Example 1:  Partial Fractions with Distinct Linear Factors

Note:  P(x)  =  1  and  Q(x)  =  x²  + x  - 2      So long division is unnecessary.

 I   =   ∫ dx / (x²  + x  - 2)

    1/ (x²  + x  - 2)  =   1/(x – 1)(x + 2)  =  A/(x – 1) + B/(x + 2)

The terms  A/(x – 1) and  B/(x + 2) are the “partial fractions”

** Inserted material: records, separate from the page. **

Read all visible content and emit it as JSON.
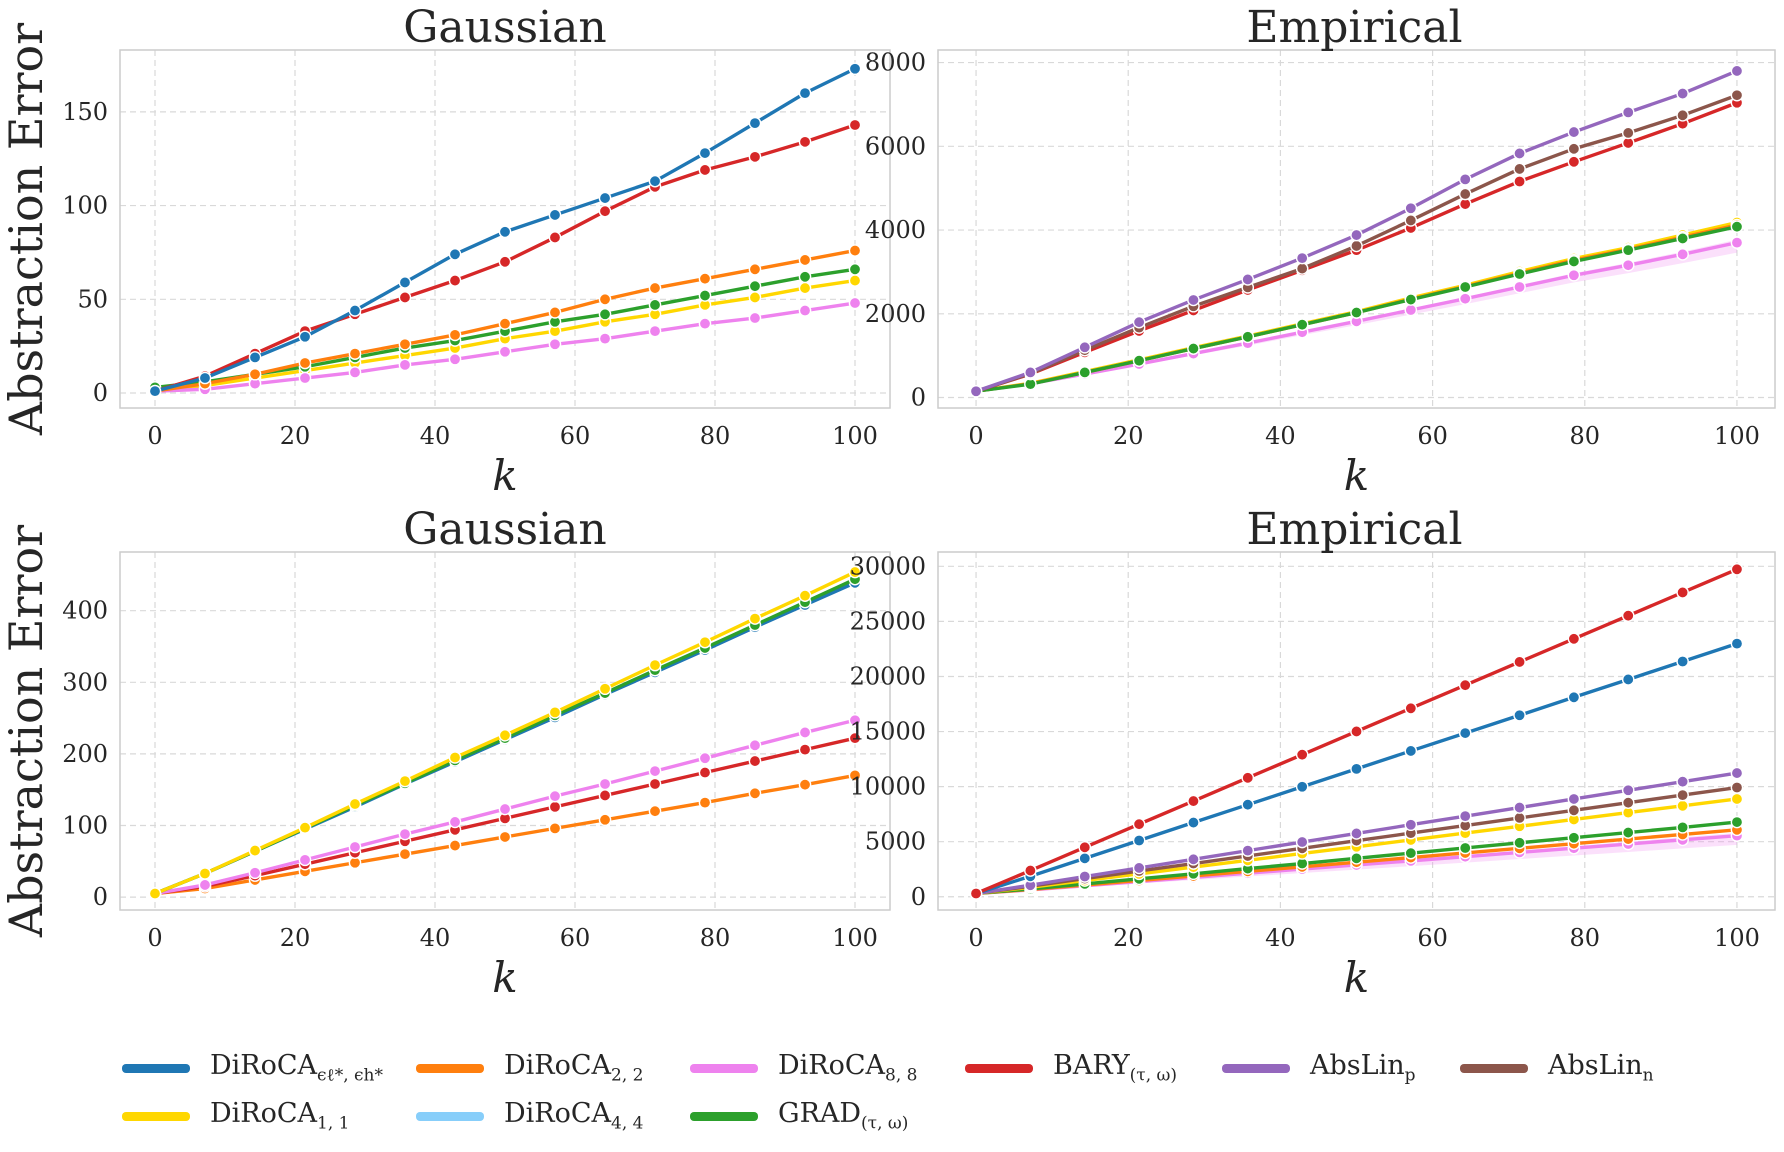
{
  "colors": {
    "diroca_eps": "#1f77b4",
    "diroca_1": "#ffd700",
    "diroca_2": "#ff7f0e",
    "diroca_4": "#87cefa",
    "diroca_8": "#ee82ee",
    "grad": "#2ca02c",
    "bary": "#d62728",
    "abslin_p": "#9467bd",
    "abslin_n": "#8c564b"
  },
  "legend": {
    "items": [
      {
        "key": "diroca_eps",
        "label": "DiRoCA",
        "sub": "ϵℓ*, ϵh*"
      },
      {
        "key": "diroca_2",
        "label": "DiRoCA",
        "sub": "2, 2"
      },
      {
        "key": "diroca_8",
        "label": "DiRoCA",
        "sub": "8, 8"
      },
      {
        "key": "bary",
        "label": "BARY",
        "sub": "(τ, ω)"
      },
      {
        "key": "abslin_p",
        "label": "AbsLin",
        "sub": "p"
      },
      {
        "key": "abslin_n",
        "label": "AbsLin",
        "sub": "n"
      },
      {
        "key": "diroca_1",
        "label": "DiRoCA",
        "sub": "1, 1"
      },
      {
        "key": "diroca_4",
        "label": "DiRoCA",
        "sub": "4, 4"
      },
      {
        "key": "grad",
        "label": "GRAD",
        "sub": "(τ, ω)"
      }
    ]
  },
  "chart_data": [
    {
      "type": "line",
      "title": "Gaussian",
      "xlabel": "k",
      "ylabel": "Abstraction Error",
      "xlim": [
        -5,
        105
      ],
      "ylim": [
        -8,
        183
      ],
      "xticks": [
        0,
        20,
        40,
        60,
        80,
        100
      ],
      "yticks": [
        0,
        50,
        100,
        150
      ],
      "x": [
        0,
        7.14,
        14.29,
        21.43,
        28.57,
        35.71,
        42.86,
        50,
        57.14,
        64.29,
        71.43,
        78.57,
        85.71,
        92.86,
        100
      ],
      "series": [
        {
          "name": "DiRoCA_1,1",
          "key": "diroca_1",
          "values": [
            1,
            4,
            8,
            12,
            16,
            20,
            24,
            29,
            33,
            38,
            42,
            47,
            51,
            56,
            60
          ]
        },
        {
          "name": "DiRoCA_8,8",
          "key": "diroca_8",
          "values": [
            1,
            2,
            5,
            8,
            11,
            15,
            18,
            22,
            26,
            29,
            33,
            37,
            40,
            44,
            48
          ]
        },
        {
          "name": "GRAD_(τ,ω)",
          "key": "grad",
          "values": [
            3,
            6,
            10,
            14,
            19,
            24,
            28,
            33,
            38,
            42,
            47,
            52,
            57,
            62,
            66
          ]
        },
        {
          "name": "DiRoCA_2,2",
          "key": "diroca_2",
          "values": [
            1,
            5,
            10,
            16,
            21,
            26,
            31,
            37,
            43,
            50,
            56,
            61,
            66,
            71,
            76
          ]
        },
        {
          "name": "BARY_(τ,ω)",
          "key": "bary",
          "values": [
            1,
            9,
            21,
            33,
            42,
            51,
            60,
            70,
            83,
            97,
            110,
            119,
            126,
            134,
            143
          ]
        },
        {
          "name": "DiRoCA_ϵℓ*,ϵh*",
          "key": "diroca_eps",
          "values": [
            1,
            8,
            19,
            30,
            44,
            59,
            74,
            86,
            95,
            104,
            113,
            128,
            144,
            160,
            173
          ]
        }
      ]
    },
    {
      "type": "line",
      "title": "Empirical",
      "xlabel": "k",
      "ylabel": "",
      "xlim": [
        -5,
        105
      ],
      "ylim": [
        -250,
        8300
      ],
      "xticks": [
        0,
        20,
        40,
        60,
        80,
        100
      ],
      "yticks": [
        0,
        2000,
        4000,
        6000,
        8000
      ],
      "x": [
        0,
        7.14,
        14.29,
        21.43,
        28.57,
        35.71,
        42.86,
        50,
        57.14,
        64.29,
        71.43,
        78.57,
        85.71,
        92.86,
        100
      ],
      "series": [
        {
          "name": "DiRoCA_8,8",
          "key": "diroca_8",
          "values": [
            150,
            330,
            560,
            800,
            1050,
            1300,
            1560,
            1820,
            2090,
            2360,
            2640,
            2920,
            3160,
            3420,
            3700
          ],
          "band": [
            0,
            10,
            20,
            30,
            40,
            60,
            70,
            90,
            110,
            130,
            150,
            170,
            190,
            210,
            240
          ]
        },
        {
          "name": "DiRoCA_1,1",
          "key": "diroca_1",
          "values": [
            150,
            340,
            620,
            900,
            1190,
            1470,
            1760,
            2050,
            2380,
            2680,
            3010,
            3320,
            3580,
            3880,
            4180
          ]
        },
        {
          "name": "DiRoCA_2,2",
          "key": "diroca_2",
          "values": [
            150,
            330,
            600,
            880,
            1170,
            1450,
            1740,
            2030,
            2350,
            2650,
            2970,
            3280,
            3540,
            3830,
            4120
          ]
        },
        {
          "name": "GRAD_(τ,ω)",
          "key": "grad",
          "values": [
            150,
            320,
            600,
            880,
            1170,
            1450,
            1740,
            2030,
            2340,
            2640,
            2950,
            3250,
            3520,
            3800,
            4080
          ]
        },
        {
          "name": "BARY_(τ,ω)",
          "key": "bary",
          "values": [
            150,
            560,
            1080,
            1590,
            2080,
            2570,
            3040,
            3520,
            4050,
            4620,
            5160,
            5630,
            6080,
            6540,
            7040
          ]
        },
        {
          "name": "AbsLin_n",
          "key": "abslin_n",
          "values": [
            150,
            570,
            1130,
            1670,
            2180,
            2630,
            3080,
            3620,
            4230,
            4860,
            5460,
            5940,
            6320,
            6740,
            7220
          ]
        },
        {
          "name": "AbsLin_p",
          "key": "abslin_p",
          "values": [
            150,
            600,
            1200,
            1800,
            2330,
            2820,
            3330,
            3880,
            4520,
            5210,
            5830,
            6340,
            6810,
            7260,
            7800
          ]
        }
      ]
    },
    {
      "type": "line",
      "title": "Gaussian",
      "xlabel": "k",
      "ylabel": "Abstraction Error",
      "xlim": [
        -5,
        105
      ],
      "ylim": [
        -18,
        482
      ],
      "xticks": [
        0,
        20,
        40,
        60,
        80,
        100
      ],
      "yticks": [
        0,
        100,
        200,
        300,
        400
      ],
      "x": [
        0,
        7.14,
        14.29,
        21.43,
        28.57,
        35.71,
        42.86,
        50,
        57.14,
        64.29,
        71.43,
        78.57,
        85.71,
        92.86,
        100
      ],
      "series": [
        {
          "name": "DiRoCA_2,2",
          "key": "diroca_2",
          "values": [
            5,
            12,
            24,
            36,
            48,
            60,
            72,
            84,
            96,
            108,
            120,
            132,
            145,
            157,
            170
          ]
        },
        {
          "name": "BARY_(τ,ω)",
          "key": "bary",
          "values": [
            5,
            15,
            30,
            46,
            62,
            78,
            94,
            110,
            126,
            142,
            158,
            174,
            190,
            206,
            222
          ]
        },
        {
          "name": "DiRoCA_8,8",
          "key": "diroca_8",
          "values": [
            5,
            17,
            34,
            52,
            70,
            88,
            105,
            123,
            141,
            158,
            176,
            194,
            212,
            230,
            247
          ]
        },
        {
          "name": "DiRoCA_ϵℓ*,ϵh*",
          "key": "diroca_eps",
          "values": [
            5,
            33,
            64,
            95,
            126,
            158,
            189,
            220,
            251,
            283,
            314,
            345,
            377,
            408,
            439
          ]
        },
        {
          "name": "GRAD_(τ,ω)",
          "key": "grad",
          "values": [
            5,
            33,
            64,
            96,
            128,
            159,
            191,
            222,
            254,
            285,
            317,
            348,
            380,
            412,
            444
          ]
        },
        {
          "name": "DiRoCA_1,1",
          "key": "diroca_1",
          "values": [
            5,
            33,
            65,
            97,
            130,
            162,
            195,
            226,
            258,
            291,
            324,
            356,
            389,
            421,
            454
          ]
        }
      ]
    },
    {
      "type": "line",
      "title": "Empirical",
      "xlabel": "k",
      "ylabel": "",
      "xlim": [
        -5,
        105
      ],
      "ylim": [
        -1200,
        31300
      ],
      "xticks": [
        0,
        20,
        40,
        60,
        80,
        100
      ],
      "yticks": [
        0,
        5000,
        10000,
        15000,
        20000,
        25000,
        30000
      ],
      "x": [
        0,
        7.14,
        14.29,
        21.43,
        28.57,
        35.71,
        42.86,
        50,
        57.14,
        64.29,
        71.43,
        78.57,
        85.71,
        92.86,
        100
      ],
      "series": [
        {
          "name": "DiRoCA_8,8",
          "key": "diroca_8",
          "values": [
            300,
            620,
            1000,
            1380,
            1760,
            2140,
            2520,
            2890,
            3260,
            3640,
            4030,
            4410,
            4790,
            5170,
            5550
          ],
          "band": [
            0,
            60,
            120,
            180,
            240,
            300,
            360,
            420,
            480,
            540,
            600,
            660,
            720,
            780,
            840
          ]
        },
        {
          "name": "DiRoCA_2,2",
          "key": "diroca_2",
          "values": [
            300,
            660,
            1070,
            1480,
            1890,
            2310,
            2720,
            3140,
            3560,
            3980,
            4400,
            4820,
            5240,
            5660,
            6080
          ]
        },
        {
          "name": "GRAD_(τ,ω)",
          "key": "grad",
          "values": [
            300,
            710,
            1170,
            1630,
            2090,
            2560,
            3020,
            3490,
            3960,
            4430,
            4900,
            5360,
            5830,
            6300,
            6780
          ]
        },
        {
          "name": "DiRoCA_1,1",
          "key": "diroca_1",
          "values": [
            300,
            860,
            1470,
            2080,
            2700,
            3310,
            3930,
            4540,
            5160,
            5780,
            6400,
            7020,
            7640,
            8260,
            8880
          ]
        },
        {
          "name": "AbsLin_n",
          "key": "abslin_n",
          "values": [
            300,
            960,
            1650,
            2340,
            3020,
            3710,
            4400,
            5090,
            5780,
            6470,
            7160,
            7850,
            8540,
            9230,
            9920
          ]
        },
        {
          "name": "AbsLin_p",
          "key": "abslin_p",
          "values": [
            300,
            1050,
            1840,
            2620,
            3400,
            4190,
            4970,
            5750,
            6540,
            7320,
            8100,
            8880,
            9670,
            10450,
            11230
          ]
        },
        {
          "name": "DiRoCA_ϵℓ*,ϵh*",
          "key": "diroca_eps",
          "values": [
            300,
            1860,
            3490,
            5110,
            6740,
            8360,
            9990,
            11610,
            13240,
            14860,
            16480,
            18110,
            19730,
            21360,
            22980
          ]
        },
        {
          "name": "BARY_(τ,ω)",
          "key": "bary",
          "values": [
            300,
            2380,
            4490,
            6590,
            8690,
            10800,
            12900,
            15010,
            17110,
            19210,
            21320,
            23420,
            25520,
            27630,
            29730
          ]
        }
      ]
    }
  ]
}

Next put them under a common denominator.  The result is:

      1/ (x²  + x  - 2)  =   [A(x  + 2) + B(x – 1)] / (x – 1)(x + 2) 

 and equate numerators.

          1   =   A(x + 2)  +  B(x – 1)  =  x(A + B) + (2A – B)

Solve for A and B.   There are two methods to obtain the solution.

Method 1:  Equate terms of equal powers of  x  on both sides of the equal sign.

The result of this yields two equations in the unknowns  A and B as follows:

     2A – B = 1   and  A + B = 0          Solve for A and B.   A  =  1/3,  B  =  -1/3

Method 2:  Both sides of the equation  1   =   A(x + 2)  +  B(x – 1)  

must hold for any value of  x.  So pick values of   x  that enable you to solve

most easily for A and B.

For example pick x = 1, which gets rid of B.  Then you get 1 = 3A.  so A = 1/3.

Next pick x = -2 which gets rid of A.  Then  1 = -3B  and  B = - 1/3.

Note: This method may be quicker and easier. 

 So   I  =     (1/3) ∫ dx / (x – 1)  - (1/3) ∫ dx /(x + 2)

and   I  =  (1/3) ln| x – 1|  -  (1/3) ln|x + 2|  +  C     (result)